Les récentes découvertes de pépinières de poulpes au large de la côte Pacifique du Costa Rica, également à proximité de sources hydrothermales, suggère que ces zones pourraient être plus courantes qu’on ne le pensait auparavant. Il souligne également que les sources hydrothermales peuvent constituer des points chauds biologiques vitaux.

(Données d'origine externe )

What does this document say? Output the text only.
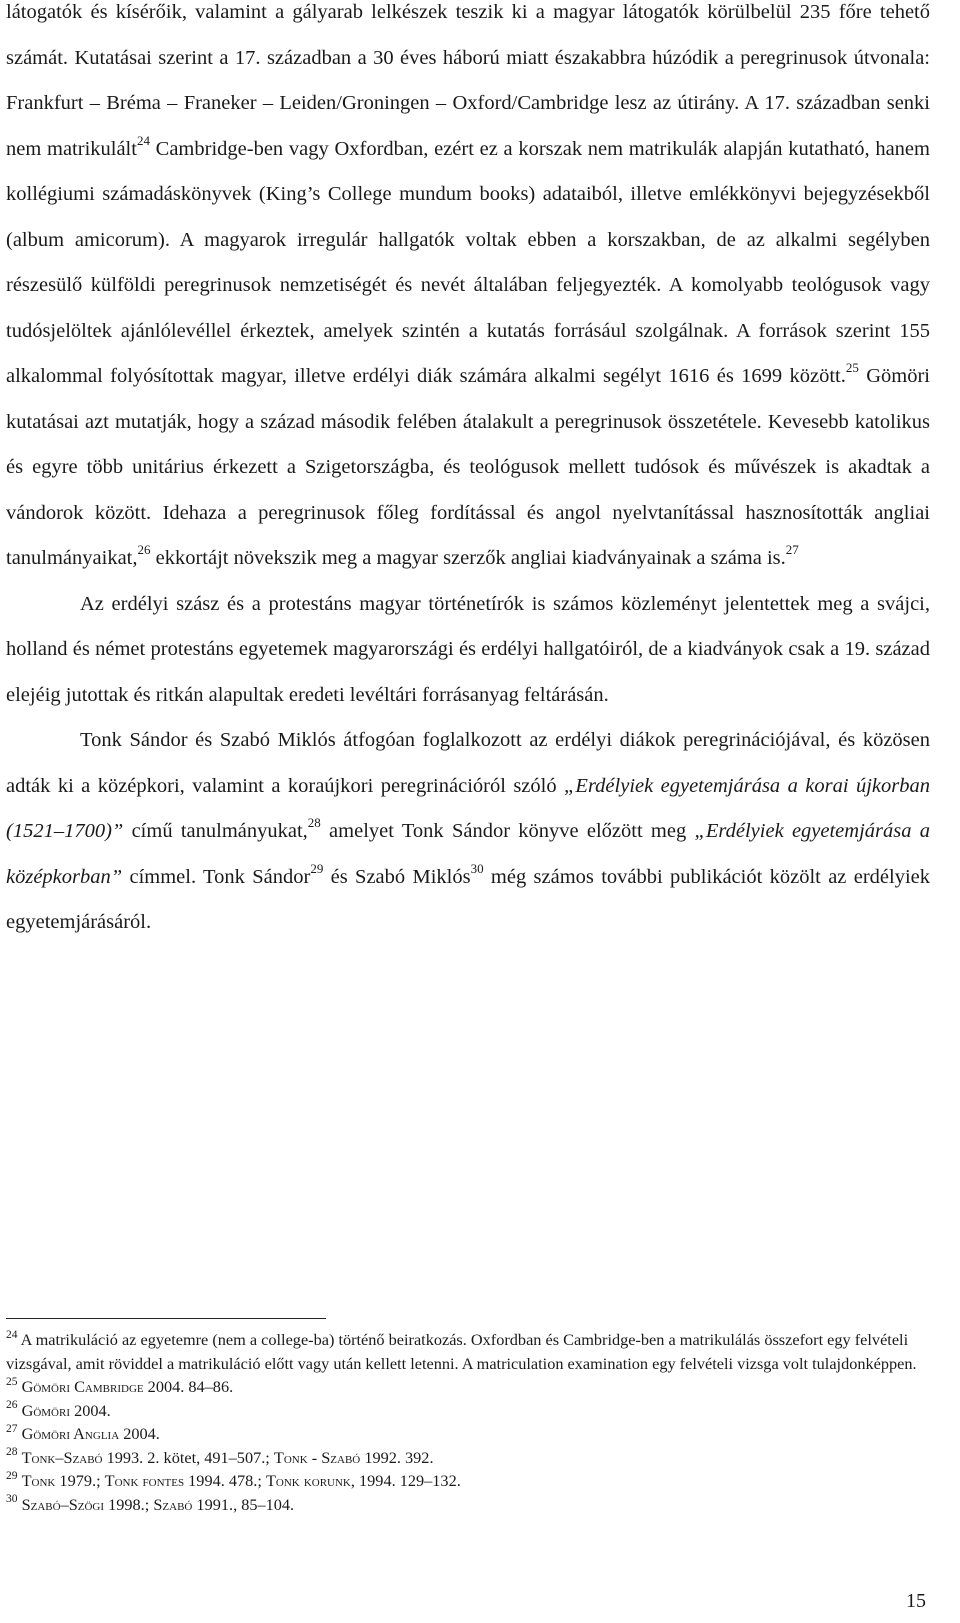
látogatók és kísérőik, valamint a gályarab lelkészek teszik ki a magyar látogatók körülbelül 235 főre tehető számát. Kutatásai szerint a 17. században a 30 éves háború miatt északabbra húzódik a peregrinusok útvonala: Frankfurt – Bréma – Franeker – Leiden/Groningen – Oxford/Cambridge lesz az útirány. A 17. században senki nem matrikulált$^{24}$ Cambridge-ben vagy Oxfordban, ezért ez a korszak nem matrikulák alapján kutatható, hanem kollégiumi számadáskönyvek (King’s College mundum books) adataiból, illetve emlékkönyvi bejegyzésekből (album amicorum). A magyarok irregulár hallgatók voltak ebben a korszakban, de az alkalmi segélyben részesülő külföldi peregrinusok nemzetiségét és nevét általában feljegyezték. A komolyabb teológusok vagy tudósjelöltek ajánlólevéllel érkeztek, amelyek szintén a kutatás forrásául szolgálnak. A források szerint 155 alkalommal folyósítottak magyar, illetve erdélyi diák számára alkalmi segélyt 1616 és 1699 között.$^{25}$ Gömöri kutatásai azt mutatják, hogy a század második felében átalakult a peregrinusok összetétele. Kevesebb katolikus és egyre több unitárius érkezett a Szigetországba, és teológusok mellett tudósok és művészek is akadtak a vándorok között. Idehaza a peregrinusok főleg fordítással és angol nyelvtanítással hasznosították angliai tanulmányaikat,$^{26}$ ekkortájt növekszik meg a magyar szerzők angliai kiadványainak a száma is.$^{27}$

Az erdélyi szász és a protestáns magyar történetírók is számos közleményt jelentettek meg a svájci, holland és német protestáns egyetemek magyarországi és erdélyi hallgatóiról, de a kiadványok csak a 19. század elejéig jutottak és ritkán alapultak eredeti levéltári forrásanyag feltárásán.

Tonk Sándor és Szabó Miklós átfogóan foglalkozott az erdélyi diákok peregrinációjával, és közösen adták ki a középkori, valamint a koraújkori peregrinációról szóló „Erdélyiek egyetemjárása a korai újkorban (1521–1700)” című tanulmányukat,$^{28}$ amelyet Tonk Sándor könyve előzött meg „Erdélyiek egyetemjárása a középkorban” címmel. Tonk Sándor$^{29}$ és Szabó Miklós$^{30}$ még számos további publikációt közölt az erdélyiek egyetemjárásáról.

$^{24}$ A matrikuláció az egyetemre (nem a college-ba) történő beiratkozás. Oxfordban és Cambridge-ben a matrikulálás összefort egy felvételi vizsgával, amit röviddel a matrikuláció előtt vagy után kellett letenni. A matriculation examination egy felvételi vizsga volt tulajdonképpen.
$^{25}$ Gömöri Cambridge 2004. 84–86.
$^{26}$ Gömöri 2004.
$^{27}$ Gömöri Anglia 2004.
$^{28}$ Tonk–Szabó 1993. 2. kötet, 491–507.; Tonk - Szabó 1992. 392.
$^{29}$ Tonk 1979.; Tonk fontes 1994. 478.; Tonk korunk, 1994. 129–132.
$^{30}$ Szabó–Szögi 1998.; Szabó 1991., 85–104.
15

Les eaux profondes constituent le plus grand espace habitable sur Terre, et cette taille expansive peut cacher l’importance de points chauds localisés comme ceux-ci. Le mont sous-marin Davidson et son jardin de poulpes sont protégés dans le cadre du Sanctuaire marin national de la baie de Montereymais de nombreux autres trésors biologiques, comme les sources thermales, pourraient être menacés, d’autant plus que l’exploitation minière des fonds marins propose d’extraire de vastes des bandes de fonds marins peu étudiées. Nous espérons que les mères poulpes que nous avons rencontrées dans cette pépinière inciteront tout le monde à repenser la gestion des joyaux cachés encore inconnus qui pourraient être perdus.

Plus d’information:
James P. Barry et al, Sources hydrothermales abyssales – Incubateurs cryptiques pour poulpes couveurs, Avancées scientifiques (2023). DOI : 10.1126/sciadv.adg3247

Fourni par La conversation

Cet article est republié à partir de La conversation sous licence Creative Commons. Lis le article original.